Half of its the National Capital Region's adult population have been fully vaccinated, while 70 percent received a first dose of COVID-19 vaccine, Metro Manila Council chairman Edwin Olivarez said last week.
Immunizing half the population before the end of the month would be a significant step toward herd immunity, said Dr. Rontgene Solante.
"Kailangan bakunahan more than 50 percent, kung makakuha tayo ng 80 percent vaccination rate sa NCR hopefully doon natin makikita ang pagbaba ng kaso," Solante told ABS-CBN's Teleradyo.
(We need to vaccinate more than 50 percent.
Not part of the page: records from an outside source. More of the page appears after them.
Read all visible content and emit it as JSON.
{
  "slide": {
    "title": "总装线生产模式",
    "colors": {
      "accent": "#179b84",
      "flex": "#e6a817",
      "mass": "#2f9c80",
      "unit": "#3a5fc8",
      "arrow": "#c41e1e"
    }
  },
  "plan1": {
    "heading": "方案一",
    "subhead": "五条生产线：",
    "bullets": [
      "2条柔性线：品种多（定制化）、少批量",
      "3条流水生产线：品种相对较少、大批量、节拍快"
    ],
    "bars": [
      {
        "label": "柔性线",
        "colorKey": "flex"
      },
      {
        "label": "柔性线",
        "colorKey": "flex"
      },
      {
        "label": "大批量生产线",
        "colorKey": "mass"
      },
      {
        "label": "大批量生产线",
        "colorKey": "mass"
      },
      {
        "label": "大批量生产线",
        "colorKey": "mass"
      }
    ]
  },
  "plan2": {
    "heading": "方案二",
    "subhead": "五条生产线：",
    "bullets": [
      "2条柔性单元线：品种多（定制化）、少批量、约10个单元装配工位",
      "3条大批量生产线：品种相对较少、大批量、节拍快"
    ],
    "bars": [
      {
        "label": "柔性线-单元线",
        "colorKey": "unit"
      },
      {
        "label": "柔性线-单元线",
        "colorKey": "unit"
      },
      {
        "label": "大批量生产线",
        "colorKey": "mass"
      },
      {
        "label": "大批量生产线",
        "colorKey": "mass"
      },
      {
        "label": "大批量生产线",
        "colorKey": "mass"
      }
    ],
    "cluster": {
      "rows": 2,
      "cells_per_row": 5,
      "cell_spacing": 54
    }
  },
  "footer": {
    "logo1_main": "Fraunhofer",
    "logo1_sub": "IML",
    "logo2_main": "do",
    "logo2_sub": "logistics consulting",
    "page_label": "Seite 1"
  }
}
If we achieve 80 percent vaccination rate in NCR, hopefully we'll see cases decline.)
The World Health Organization earlier said countries need to vaccinate some 85 percent of their population against COVID-19 following the emergence of more transmissible variants.
The WHO said it advocates for countries to inoculate 10 percent of their population by September, 40 percent by yearend, and 70 percent by June next year, according to Dr. Rabindra Abeyasinghe, its representative to the Philippines.
Aside from vaccination, it is important for the public to properly wear masks and observe physical distancing, said Solante, adding that plastic barriers used as added protection must be cleaned regularly.
"Napaka-importante pa rin ang pagsuot ng mask, especially in an enclosed area, na di tayo masyado magsasalita para di tayo makapag-form ng droplet," he said.
(It's still important to wear masks especially in an enclosed area where we should not speak often so we don't form droplets.)
"Huwag natin kalimutan, every time na papasok ang isang tao sa isang establisyimiento, dapat may health screening."
(Let's also not forget health screening in every establishment.)
Some 13.1 million Filipinos have been fully vaccinated as of Monday, while 17.4 million have yet to receive their second dose, according to government data.